Translational challenges also remain substantial. Approaches such as SUCNR1 inhibition or exosome-based interventions require further progress in druggability and biomanufacturing maturity, and potential off-target effects or immunogenicity mandate rigorous monitoring [8,11]. These issues highlight the gap between mechanistic insights and clinical implementation.
In addition, the current evidence base is heterogeneous, with many findings derived from preclinical models.
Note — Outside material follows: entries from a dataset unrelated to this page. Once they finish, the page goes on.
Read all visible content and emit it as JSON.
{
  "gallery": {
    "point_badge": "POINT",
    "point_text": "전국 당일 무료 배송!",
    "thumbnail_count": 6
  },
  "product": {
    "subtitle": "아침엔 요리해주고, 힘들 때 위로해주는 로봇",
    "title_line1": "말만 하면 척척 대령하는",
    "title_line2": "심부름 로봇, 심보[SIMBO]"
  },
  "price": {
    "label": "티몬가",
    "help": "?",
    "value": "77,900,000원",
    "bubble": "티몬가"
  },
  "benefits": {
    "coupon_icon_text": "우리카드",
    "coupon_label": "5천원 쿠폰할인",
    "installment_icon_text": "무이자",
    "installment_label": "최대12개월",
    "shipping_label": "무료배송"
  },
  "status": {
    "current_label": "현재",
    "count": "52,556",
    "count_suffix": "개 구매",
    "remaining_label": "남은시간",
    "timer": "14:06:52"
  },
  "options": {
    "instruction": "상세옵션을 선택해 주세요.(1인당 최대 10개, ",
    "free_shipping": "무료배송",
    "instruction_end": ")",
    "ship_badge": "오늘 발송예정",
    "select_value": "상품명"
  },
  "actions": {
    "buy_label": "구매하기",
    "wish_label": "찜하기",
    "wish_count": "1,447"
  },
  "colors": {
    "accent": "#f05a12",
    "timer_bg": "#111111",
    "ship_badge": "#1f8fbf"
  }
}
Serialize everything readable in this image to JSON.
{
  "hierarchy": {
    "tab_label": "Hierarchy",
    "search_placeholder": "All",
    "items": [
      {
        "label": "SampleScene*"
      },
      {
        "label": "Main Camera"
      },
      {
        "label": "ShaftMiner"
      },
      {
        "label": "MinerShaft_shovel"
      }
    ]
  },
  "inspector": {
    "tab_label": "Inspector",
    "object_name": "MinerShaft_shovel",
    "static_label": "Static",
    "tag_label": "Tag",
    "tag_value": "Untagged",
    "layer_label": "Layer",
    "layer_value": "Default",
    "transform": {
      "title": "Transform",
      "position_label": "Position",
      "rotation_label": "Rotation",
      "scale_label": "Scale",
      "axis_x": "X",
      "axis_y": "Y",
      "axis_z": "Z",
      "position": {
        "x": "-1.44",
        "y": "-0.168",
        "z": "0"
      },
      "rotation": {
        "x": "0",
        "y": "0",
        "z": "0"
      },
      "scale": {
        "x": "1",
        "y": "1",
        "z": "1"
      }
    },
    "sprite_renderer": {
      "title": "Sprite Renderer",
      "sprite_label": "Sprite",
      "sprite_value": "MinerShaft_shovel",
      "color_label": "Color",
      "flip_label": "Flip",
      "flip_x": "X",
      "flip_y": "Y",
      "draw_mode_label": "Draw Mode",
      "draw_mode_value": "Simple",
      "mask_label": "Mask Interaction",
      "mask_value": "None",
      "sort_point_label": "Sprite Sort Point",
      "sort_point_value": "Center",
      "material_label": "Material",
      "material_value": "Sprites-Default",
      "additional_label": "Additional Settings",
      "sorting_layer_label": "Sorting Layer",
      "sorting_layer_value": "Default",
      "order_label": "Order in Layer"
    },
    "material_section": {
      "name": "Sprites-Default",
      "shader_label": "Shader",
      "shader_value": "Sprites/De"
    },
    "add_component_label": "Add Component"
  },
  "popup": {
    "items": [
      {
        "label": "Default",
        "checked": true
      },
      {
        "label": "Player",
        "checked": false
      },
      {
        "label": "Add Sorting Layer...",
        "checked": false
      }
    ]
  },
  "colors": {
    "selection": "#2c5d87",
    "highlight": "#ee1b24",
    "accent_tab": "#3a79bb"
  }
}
Ensuring clinical relevance will require validation in human studies using standardized biomarkers and hypoxia-imaging endpoints [15,86], which is essential for bridging experimental observations with patient-centered applications.
Finally, although the search strategy was comprehensive, this review did not involve protocol registration (e.g., PROSPERO) and did not include a formal assessment of study quality or risk of bias. These omissions increase the potential for selection bias and limit reproducibility. Furthermore, the narrative design precludes quantitative synthesis, and heterogeneity across models and assays constrains generalizability. Future work should incorporate standardized quality-appraisal tools and protocol registration to strengthen methodological rigor.